Literatur in der Wiener Moderne
Marie von Ebner-Eschenbach
1830-09-13 (Zdislawic (Tschechien)) bis 1916-03-12 (Wien (A))
E. (geb. Freifrau von Dubsky) ist Tochter des Freiherrn von Dubsky und seiner zweiten Frau, geb. Marie Freiin von Vockel, einer norddeutsch-protestantischen Beamtenadligen. Nach dem frühen Tod der Mutter lernte sie erst tschechisch sprechen und französisch dichten. Sie wuchs auf dem Schloss oder im "Rabenhaus" in der Rotenturmstrasse in Wiener 1. Bezirk auf.
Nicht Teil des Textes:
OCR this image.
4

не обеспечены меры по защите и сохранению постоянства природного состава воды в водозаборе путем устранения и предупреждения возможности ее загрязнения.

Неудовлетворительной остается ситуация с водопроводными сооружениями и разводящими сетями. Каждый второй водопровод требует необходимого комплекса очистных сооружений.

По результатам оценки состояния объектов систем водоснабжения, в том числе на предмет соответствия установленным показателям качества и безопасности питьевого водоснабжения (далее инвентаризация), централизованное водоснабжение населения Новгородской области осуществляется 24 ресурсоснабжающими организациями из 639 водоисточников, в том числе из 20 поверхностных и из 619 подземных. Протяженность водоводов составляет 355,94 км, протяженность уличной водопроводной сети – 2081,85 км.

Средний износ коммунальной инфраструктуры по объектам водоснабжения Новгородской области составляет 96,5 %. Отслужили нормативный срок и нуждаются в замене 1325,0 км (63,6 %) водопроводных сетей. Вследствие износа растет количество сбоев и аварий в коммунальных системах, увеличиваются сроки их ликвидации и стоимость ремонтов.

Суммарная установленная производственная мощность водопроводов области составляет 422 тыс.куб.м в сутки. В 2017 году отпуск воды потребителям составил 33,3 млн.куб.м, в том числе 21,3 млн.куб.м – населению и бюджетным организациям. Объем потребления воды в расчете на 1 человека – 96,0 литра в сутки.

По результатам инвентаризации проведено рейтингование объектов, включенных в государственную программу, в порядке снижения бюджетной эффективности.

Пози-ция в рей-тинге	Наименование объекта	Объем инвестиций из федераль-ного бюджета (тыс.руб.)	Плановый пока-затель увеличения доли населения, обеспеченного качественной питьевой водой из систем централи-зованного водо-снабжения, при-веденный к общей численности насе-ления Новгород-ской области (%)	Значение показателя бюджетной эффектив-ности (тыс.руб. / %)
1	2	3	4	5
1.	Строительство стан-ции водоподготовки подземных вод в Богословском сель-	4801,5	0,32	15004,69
1848 heiratete sie ihren Vetter Moritz von Ebner-Eschenbach, Professor an der Ingenieur-Akademie in Wien, später Feldmarschallleutnant und Mitglied der Akademie der Wissenschaften. Bis auf die in Klosterbruck bei Znaim (Znajmo) verbrachte Zeit (1850-56) lebte die Familie weiterhin in Wien und Zdislawic. E.s Interesse für Uhren bewog sie 1879 zu einer Uhrmacher-Lehre. Ihre Uhren-Kollektion bildet heute den Grundstock des Wiener Uhrenmuseums.
E.-E. konzentrierte sich zuerst aufs Drama und wollte Burgtheater-Autorin werden. Nach misslungenen Versuchen - z.B. Maria Stuart in Schottland (1860), Waldfräulein (1873) - wandte sie sich E. der erzählerischen Kurzform, mit der sie den Weg vom Biedermeier zum Realismus beschritt.
Bozena (1875) zeigt eine tschechische Magd in ihrer urwüchsigen Nächstenliebe und zugleich in ihrem plebejischen Selbstbewusstsein. Neben der humorvoll-autobiographischen Erzählung Lotti, die Uhrmacherin (1880) veröffentlichte E.-E. beachtenswerte Aphorismen (1880).
Die Dorf- und Schlossgeschichten (1883) sowie Neue Dorf- und Schlossgeschichten (1886) verzeichnen den Höhepunkt ihrer belletristischen Produktion. Krambambuli problematisiert die Anthropomorphisierung des domestizierten Tieres. Das Gemeindekind (1887) gestaltet an zwei Geschwistern aus dem Lumpenproletariat entgegengesetzte und sich zugleich ergänzende Varianten der Entsagung. In Thematik und Heldenwahl dem Naturalismus ähnlich, bleibt E.-E.s Prosa von dessen Ästhetik unbeeinflusst. Besondere Beachtung verdienen die autobiographischen Schriften (Meine Kinderjahre, 1906).
1898 erhielt E.-E. den höchsten Zivilorden Österreichs, das Ehrenkreuz für Kunst und Literatur. 1900 wurde sie der erste weibliche Ehrendoktor der Wiener Universität. Um die Jahrhundertwende galt sie neben Ferdinand von Saar als eine der größten Schriftsteller Österreichs und als Wegbereiterin der Wiener Moderne.